Sources: University of the West Indies Seismic Research Centre (UWI-SRC), National Emergency Management Organisation (NEMO), Government of Saint Vincent and the Grenadines
Report for Suwanosejima
JMA reported that 45 explosions at Suwanosejima's Ontake Crater produced eruption plumes that rose as high as 1.7 km above the crater rim during 23-30 April. Large volcanic bombs were ejected 400 m from the crater. Nighttime crater incandescence was visible during 24-25 April. The Alert Level remained at 2 and the public was warned to stay 1 km away from the crater.
Source: Japan Meteorological Agency (JMA)
Report for Taal
PHIVOLCS reported that unrest at Taal continued during 27 April-4 May. Low-level background tremor that had begun at 0905 on 8 April continued, along with 2-26 daily low-frequency events and 5-37 daily volcanic earthquakes during 28 April-2 May. One hybrid event was detected during 28-29 April. Diffuse steam plumes from fumarolic vents in Main Crater rose 5-10 m on most days. Average daily sulfur dioxide emission rates were in the 1,452-3,191 tonnes per day range. Upwelling of hot volcanic fluids in the crater lake was accompanied by steam plumes that were 300-600 m tall on 27 April, 30 April, and 4 May. The Alert Level for Taal remained at 2 (on a scale of 0-5). PHIVOLCS strongly recommended no entry onto the island, and access to the Main Crater and Daang Kastila fissure (along the walking trail) was strictly prohibited.

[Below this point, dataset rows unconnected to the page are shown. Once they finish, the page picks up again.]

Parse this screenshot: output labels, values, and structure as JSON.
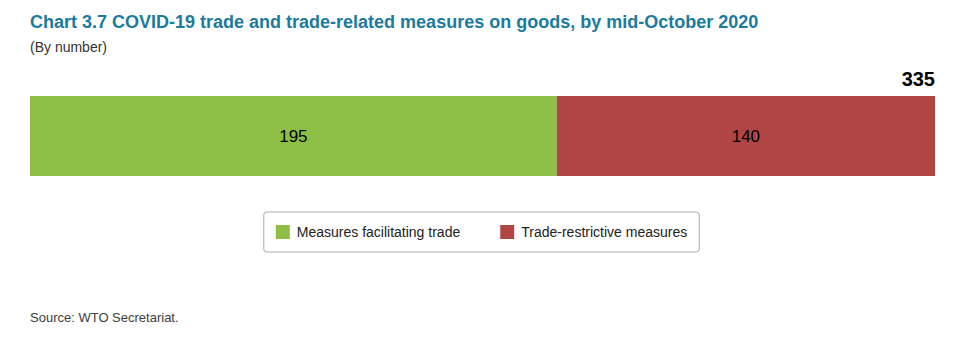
{
  "chart_data": {
    "type": "bar",
    "orientation": "horizontal",
    "stacked": true,
    "title": "Chart 3.7 COVID-19 trade and trade-related measures on goods, by mid-October 2020",
    "subtitle": "(By number)",
    "annotations": [
      "335"
    ],
    "source": "Source: WTO Secretariat.",
    "series": [
      {
        "name": "Measures facilitating trade",
        "color": "#8DBE45",
        "values": [
          195
        ]
      },
      {
        "name": "Trade-restrictive measures",
        "color": "#B04545",
        "values": [
          140
        ]
      }
    ],
    "xlim": [
      0,
      335
    ],
    "tick_labels": false,
    "data_labels": true,
    "legend": "bottom"
  }
}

Source: Philippine Institute of Volcanology and Seismology (PHIVOLCS)
Report for Whakaari/White Island
GeoNet reported that a brief period of low-energy tremor and acoustic signals was recorded at Whakaari/White Island beginning at 2230 on 29 April. During an overflight on 30 April scientists did not observe new deposits near the active vent or thermal anomalies at the active vent area. Gas-emission rates had been relatively unchanged since March. The brief period of increased activity was likely caused by a series of low-energy subterranean explosions, similar to activity observed in mid-February and early-mid March. Seismic tremor remained at background levels. The Volcanic Alert Level remained at 1 and the Aviation Color Code remained at Green.